5. Mientras examino estos detalles y me deleito a mis anchas: «Todo cuanto ves —dice Birrena— es tuyo». Y, al mismo tiempo, ordena que se retiren todos los demás para charlar a solas conmigo. Cuando salieron todos, me dice: «Por esta diosa aquí presente, oh querido Lucio (pues me tienes gravemente preocupada y deseo prevenirte a tiempo como a un hijo querido), estate alerta, pero muy alerta, para no ser víctima de las peligrosas mañas y los criminales atractivos de Pánfila, la mujer de Milón, de quien, según dices, eres huésped. Se la tiene por una hechicera de primer orden y una maestra en toda clase de encantamientos sepulcrales. Le basta soplar sobre unas simples varitas, unas menudas piedras u otras chucherías por el estilo, para sumergir toda la luz de este mundo sideral en el fondo del Tártaro y el antiguo Caos.
»En cuanto ve a un joven bien parecido, se enamora de su belleza y ya no tiene ojos ni corazón a no ser para él. Le prodiga caricias, conquista su simpatía y lo encadena para siempre con los lazos de un amor insaciable. Luego, a los menos complacientes y a los que, por su frialdad, caen en desgracia, en un abrir y cerrar de ojos los transforma en piedras, en borregos o en un animal cualquiera; otros en cambio son limpiamente eliminados. Ya ves lo que me inquieta en tu caso y me decide a ponerte en guardia. Pues la llama del amor jamás se extingue en su corazón, y con tu juventud y tu hermosura eres buen partido para ella».
Así me habló Birrena, sensiblemente angustiada.
6. Pero yo, con mi curiosidad habitual, en cuanto oí nombrar el objeto permanente de mis deseos, es decir, el arte de magia, lejos de ponerme en guardia ante Pánfila, sentí al contrario el vivo y espontáneo deseo de ingresar, al precio que fuera, en tal escuela y precipitarme a sabiendas y de un salto en pleno abismo. Apresuradamente y perdiendo la cabeza me libero de la mano de Birrena como de una importuna atadura, le digo un rápido adiós y corro en un vuelo al domicilio de Milón. Acelerando el paso como un loco: «Bueno, Lucio —me decía—, ten mucha vista y no te distraigas. Ahí está la ocasión soñada; tu viejo anhelo se realiza: podrás saciar tu pasión por los cuentos maravillosos. Deja a un lado los temores infantiles, enfréntate decididamente y cara a cara con la realidad. No te enredes en ninguna intriga amorosa con la patrona que te hospeda; respeta religiosamente el lecho nupcial del honrado Milón; sin embargo, puedes lanzar toda tu artillería contra la sirvienta Fotis: pues es bonita, salada y vivaracha. Anoche todavía, cuando te caías de sueño, te acompañó amablemente al dormitorio, te arregló con cariño en la cama, te arropó con evidente ternura y, después de besar tu frente, se veía en sus ojos; con qué sentimiento se retiraba; y, finalmente, volviéndose muchas veces, se paraba a mirarte. Acompáñete la suerte y, aunque la aventura sea arriesgada, hay que intentar la conquista de Fotis».
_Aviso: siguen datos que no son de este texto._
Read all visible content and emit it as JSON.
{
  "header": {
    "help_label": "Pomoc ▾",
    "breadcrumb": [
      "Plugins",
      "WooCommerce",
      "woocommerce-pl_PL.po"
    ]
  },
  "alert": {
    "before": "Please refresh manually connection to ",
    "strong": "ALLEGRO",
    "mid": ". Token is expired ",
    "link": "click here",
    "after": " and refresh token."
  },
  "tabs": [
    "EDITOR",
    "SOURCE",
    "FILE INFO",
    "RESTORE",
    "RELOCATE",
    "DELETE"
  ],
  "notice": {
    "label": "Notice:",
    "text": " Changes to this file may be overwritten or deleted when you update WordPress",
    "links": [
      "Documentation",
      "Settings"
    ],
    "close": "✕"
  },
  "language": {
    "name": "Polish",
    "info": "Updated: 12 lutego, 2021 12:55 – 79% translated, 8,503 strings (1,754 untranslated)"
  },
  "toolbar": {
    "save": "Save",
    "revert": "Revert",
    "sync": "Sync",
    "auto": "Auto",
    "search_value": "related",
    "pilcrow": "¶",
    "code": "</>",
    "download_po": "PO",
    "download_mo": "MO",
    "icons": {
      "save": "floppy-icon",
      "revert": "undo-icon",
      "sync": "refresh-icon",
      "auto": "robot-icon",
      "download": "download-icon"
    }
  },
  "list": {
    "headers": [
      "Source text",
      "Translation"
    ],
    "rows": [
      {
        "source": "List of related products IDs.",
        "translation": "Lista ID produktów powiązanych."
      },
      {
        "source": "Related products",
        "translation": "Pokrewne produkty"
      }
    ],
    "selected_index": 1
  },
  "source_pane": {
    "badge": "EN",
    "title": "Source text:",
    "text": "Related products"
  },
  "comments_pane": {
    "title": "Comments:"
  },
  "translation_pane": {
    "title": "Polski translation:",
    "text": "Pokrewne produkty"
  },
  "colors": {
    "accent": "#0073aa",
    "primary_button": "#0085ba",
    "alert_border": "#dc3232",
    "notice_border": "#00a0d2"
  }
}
7. Deliberando así en mi fuero interno, llego a la puerta de Milón, y, como dice el proverbio, me adhiero a mi propia opinión. No encuentro en casa ni a Milón ni a su esposa, sino únicamente a mi querida Fotis: preparaba para los amos un plato de embutido troceado y picadillo de carne cocida en la propia salsa; por lo que el olfato daba ya a entender, un guiso de lo más sabroso. La muchacha, lindamente vestida, con una túnica de lino, ceñida con un cinturón rojo oscuro casi a la altura de los pechos, daba con sus preciosas manos vueltas y más vueltas a la sartén; al compás de este rápido movimiento circular, bailaba todo su cuerpo con suave deslizamiento de los miembros contoneándose en las más vivas y graciosas ondulaciones sus vibrantes caderas y hasta la espalda en toda su extensión. Ante tal espectáculo quedé inmóvil, asombrado, embelesado, Mis sentidos, tranquilos hasta entonces, se inflamaron al instante.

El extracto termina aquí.